Ancak Batılı devletler, Rusya’ yı devirmek amacıyla Montrö’ yü değiştirmek istiyorlar, Türkiye de her seferinde buna şiddetle karşı çıkıyor.
ABD, NATO ve Avrupa Birliği üyeleri, Karadeniz’ e girmek için bahane arıyor.
Türk Deniz Kuvvetleri, Karadeniz’ de güvenliğin sahildar ülkeler tarafından kolaylıkla sağlanabileceğini göstermek üzere, 1 Mart 2004 tarihinde Karadeniz Uyumu (Blacksea Harmony) Harekâtı’ na başladı.
Artık Türk gemileri, Karadeniz’ de keşif ve karakol yapıyordu. 2006 yılında da Rusya sürece katıldı.
Batı’ nın sinsi taleplerine gem vurulurken, bütün kıyı ülkelerinin katılımıyla 2 Nisan 2011 günü, İstanbul’ da Karadeniz Ortak Deniz Kuvveti’ nin (Black Seafor) kuruluşu, ilân edildi.
Konumuza kaldığımız yerden devam edeceğiz.
Gelecek yazı: ABD VE NATO’ NUN MONTRÖ’ YÜ DEĞİŞTİRME ÇABALARI…
***
GÜNÜN NOTU: Arşivi karıştırırken ilgimi çekti. Efsanevi ağır sıklet boks şampiyonu Muhammed Ali’ye ait, ABD’nin Michigan eyaletindeki Berren Springs’de St.

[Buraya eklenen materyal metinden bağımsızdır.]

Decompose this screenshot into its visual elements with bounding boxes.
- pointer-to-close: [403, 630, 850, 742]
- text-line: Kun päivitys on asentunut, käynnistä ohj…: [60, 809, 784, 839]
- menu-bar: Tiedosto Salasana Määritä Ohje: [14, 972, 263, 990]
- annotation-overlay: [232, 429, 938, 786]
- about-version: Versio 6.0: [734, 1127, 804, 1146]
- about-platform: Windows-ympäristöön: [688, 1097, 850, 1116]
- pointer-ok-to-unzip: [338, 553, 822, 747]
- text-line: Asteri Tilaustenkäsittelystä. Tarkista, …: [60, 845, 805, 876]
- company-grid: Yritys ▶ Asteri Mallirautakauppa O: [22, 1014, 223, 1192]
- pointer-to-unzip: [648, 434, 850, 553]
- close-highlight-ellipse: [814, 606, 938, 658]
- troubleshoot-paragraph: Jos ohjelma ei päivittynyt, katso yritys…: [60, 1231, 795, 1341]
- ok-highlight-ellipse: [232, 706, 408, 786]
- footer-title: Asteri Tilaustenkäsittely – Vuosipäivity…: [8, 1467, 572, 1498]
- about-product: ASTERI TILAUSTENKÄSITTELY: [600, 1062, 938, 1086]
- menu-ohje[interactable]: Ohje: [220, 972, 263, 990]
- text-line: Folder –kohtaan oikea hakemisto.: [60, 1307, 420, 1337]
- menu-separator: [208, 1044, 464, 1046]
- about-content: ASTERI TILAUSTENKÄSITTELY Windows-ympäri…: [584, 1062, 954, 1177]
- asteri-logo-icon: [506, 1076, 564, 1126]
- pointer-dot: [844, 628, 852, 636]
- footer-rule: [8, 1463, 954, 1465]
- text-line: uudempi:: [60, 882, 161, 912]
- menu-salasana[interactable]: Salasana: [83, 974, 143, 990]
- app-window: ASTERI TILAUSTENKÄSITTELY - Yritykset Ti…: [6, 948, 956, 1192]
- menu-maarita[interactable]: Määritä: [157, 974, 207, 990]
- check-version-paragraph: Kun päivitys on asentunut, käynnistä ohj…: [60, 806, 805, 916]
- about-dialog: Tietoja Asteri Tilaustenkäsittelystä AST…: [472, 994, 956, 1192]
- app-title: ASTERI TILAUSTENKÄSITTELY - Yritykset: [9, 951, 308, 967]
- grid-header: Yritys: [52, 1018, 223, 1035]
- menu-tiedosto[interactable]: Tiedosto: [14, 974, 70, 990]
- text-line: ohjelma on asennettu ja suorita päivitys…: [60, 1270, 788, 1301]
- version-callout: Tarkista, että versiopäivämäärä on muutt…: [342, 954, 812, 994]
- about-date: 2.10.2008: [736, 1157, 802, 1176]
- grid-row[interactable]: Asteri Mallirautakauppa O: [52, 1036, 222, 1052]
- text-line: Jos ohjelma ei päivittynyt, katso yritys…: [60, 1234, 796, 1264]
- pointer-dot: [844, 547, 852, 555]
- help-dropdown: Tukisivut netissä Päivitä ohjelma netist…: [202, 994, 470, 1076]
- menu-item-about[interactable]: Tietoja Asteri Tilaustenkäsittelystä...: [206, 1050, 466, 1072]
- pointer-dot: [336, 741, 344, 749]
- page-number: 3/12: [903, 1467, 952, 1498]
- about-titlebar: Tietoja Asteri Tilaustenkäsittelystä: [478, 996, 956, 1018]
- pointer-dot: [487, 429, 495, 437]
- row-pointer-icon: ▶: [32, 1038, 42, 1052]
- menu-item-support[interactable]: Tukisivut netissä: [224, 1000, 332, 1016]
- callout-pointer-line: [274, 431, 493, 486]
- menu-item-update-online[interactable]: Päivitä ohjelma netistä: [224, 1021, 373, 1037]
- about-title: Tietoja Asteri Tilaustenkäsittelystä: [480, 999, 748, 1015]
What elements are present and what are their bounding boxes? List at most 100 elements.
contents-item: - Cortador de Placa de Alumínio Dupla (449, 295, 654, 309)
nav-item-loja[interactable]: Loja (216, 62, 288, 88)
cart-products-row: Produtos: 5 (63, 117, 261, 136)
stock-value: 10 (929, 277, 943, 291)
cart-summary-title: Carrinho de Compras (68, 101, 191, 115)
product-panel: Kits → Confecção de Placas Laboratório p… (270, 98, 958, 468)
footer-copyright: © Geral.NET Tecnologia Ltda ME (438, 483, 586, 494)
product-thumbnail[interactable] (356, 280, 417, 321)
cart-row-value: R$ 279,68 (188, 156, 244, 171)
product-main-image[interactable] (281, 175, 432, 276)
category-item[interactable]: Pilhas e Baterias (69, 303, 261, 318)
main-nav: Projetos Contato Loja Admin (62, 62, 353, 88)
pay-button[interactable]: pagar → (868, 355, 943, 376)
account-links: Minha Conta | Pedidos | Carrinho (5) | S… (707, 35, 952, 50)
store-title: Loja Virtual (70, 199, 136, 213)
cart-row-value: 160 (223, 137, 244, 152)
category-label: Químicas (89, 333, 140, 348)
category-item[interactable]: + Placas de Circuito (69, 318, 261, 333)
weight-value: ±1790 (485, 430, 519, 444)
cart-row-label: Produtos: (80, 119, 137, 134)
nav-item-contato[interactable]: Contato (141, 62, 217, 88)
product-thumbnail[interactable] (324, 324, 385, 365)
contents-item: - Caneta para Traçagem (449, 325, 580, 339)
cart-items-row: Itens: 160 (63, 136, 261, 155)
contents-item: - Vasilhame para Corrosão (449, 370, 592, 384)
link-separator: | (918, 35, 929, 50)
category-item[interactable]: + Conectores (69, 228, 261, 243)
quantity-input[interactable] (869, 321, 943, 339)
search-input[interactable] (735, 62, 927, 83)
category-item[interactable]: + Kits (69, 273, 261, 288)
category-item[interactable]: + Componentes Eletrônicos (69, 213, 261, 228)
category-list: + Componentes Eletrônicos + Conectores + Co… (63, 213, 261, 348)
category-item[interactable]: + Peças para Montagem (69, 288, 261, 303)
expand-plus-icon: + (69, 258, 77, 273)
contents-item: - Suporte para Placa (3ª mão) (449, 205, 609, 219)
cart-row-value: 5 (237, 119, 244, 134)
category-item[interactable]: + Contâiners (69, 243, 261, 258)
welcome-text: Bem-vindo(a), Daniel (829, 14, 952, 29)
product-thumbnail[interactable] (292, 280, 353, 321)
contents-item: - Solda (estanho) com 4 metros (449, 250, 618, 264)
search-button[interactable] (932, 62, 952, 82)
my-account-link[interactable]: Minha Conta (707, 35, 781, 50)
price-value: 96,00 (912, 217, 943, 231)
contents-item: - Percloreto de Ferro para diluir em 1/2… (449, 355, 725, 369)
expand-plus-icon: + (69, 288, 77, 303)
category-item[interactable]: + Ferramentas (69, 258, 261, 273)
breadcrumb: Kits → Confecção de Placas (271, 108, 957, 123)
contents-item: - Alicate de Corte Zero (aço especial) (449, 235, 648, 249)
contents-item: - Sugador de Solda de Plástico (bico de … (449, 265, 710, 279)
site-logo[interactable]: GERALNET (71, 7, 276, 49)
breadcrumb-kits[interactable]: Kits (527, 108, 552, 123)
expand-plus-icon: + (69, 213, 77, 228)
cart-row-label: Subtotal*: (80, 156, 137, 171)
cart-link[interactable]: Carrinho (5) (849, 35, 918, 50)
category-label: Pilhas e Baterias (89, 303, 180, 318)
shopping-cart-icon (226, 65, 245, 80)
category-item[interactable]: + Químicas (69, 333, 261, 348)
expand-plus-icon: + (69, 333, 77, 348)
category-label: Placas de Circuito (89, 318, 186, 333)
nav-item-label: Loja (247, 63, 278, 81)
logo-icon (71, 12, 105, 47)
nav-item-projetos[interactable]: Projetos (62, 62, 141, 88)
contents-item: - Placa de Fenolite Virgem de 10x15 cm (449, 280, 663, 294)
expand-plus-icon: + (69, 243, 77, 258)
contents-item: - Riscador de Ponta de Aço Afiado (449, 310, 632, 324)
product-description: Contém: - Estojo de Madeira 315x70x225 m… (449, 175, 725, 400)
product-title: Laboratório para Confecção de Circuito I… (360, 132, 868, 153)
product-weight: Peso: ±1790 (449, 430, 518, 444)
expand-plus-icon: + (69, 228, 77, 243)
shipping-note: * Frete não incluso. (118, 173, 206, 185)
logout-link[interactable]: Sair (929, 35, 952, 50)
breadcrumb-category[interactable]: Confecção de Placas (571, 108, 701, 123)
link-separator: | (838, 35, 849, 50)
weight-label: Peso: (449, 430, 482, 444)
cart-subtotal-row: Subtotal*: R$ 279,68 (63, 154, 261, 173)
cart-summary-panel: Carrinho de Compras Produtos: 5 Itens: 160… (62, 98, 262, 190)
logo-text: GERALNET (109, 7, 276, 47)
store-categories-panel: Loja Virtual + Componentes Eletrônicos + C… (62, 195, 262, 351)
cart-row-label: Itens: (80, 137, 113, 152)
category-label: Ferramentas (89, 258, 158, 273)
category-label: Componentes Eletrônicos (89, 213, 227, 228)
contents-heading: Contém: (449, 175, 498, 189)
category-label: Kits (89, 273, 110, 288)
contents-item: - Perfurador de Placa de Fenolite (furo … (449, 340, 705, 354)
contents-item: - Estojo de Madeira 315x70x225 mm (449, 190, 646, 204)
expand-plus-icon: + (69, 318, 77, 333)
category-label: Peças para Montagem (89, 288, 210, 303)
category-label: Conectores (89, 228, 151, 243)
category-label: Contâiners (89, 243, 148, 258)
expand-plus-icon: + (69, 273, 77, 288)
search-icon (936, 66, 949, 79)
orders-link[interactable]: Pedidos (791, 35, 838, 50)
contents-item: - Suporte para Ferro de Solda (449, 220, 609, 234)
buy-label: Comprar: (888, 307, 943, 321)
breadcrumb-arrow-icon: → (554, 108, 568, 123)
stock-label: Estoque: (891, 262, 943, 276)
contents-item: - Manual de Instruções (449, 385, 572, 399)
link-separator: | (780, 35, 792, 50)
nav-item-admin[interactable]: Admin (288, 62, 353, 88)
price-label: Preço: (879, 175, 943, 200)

Joseph Nehri’ ne uzun bir kıyısı bulunan 328 dönüm araziyle birlikte çiftlik, yaklaşık 2.5 milyon dolara satılmış. Çiftlik ve arazisini, Türkiye’ de kamu yararına vakıf olarak faaliyet gösterdiği için devlete vergi vermeyen bir vakıf satın almış. (NTV. A.A, 11/01/2019)
Çok şükür, paramız bol!
Gününüz aydınlık ve esenlik dolu olsun!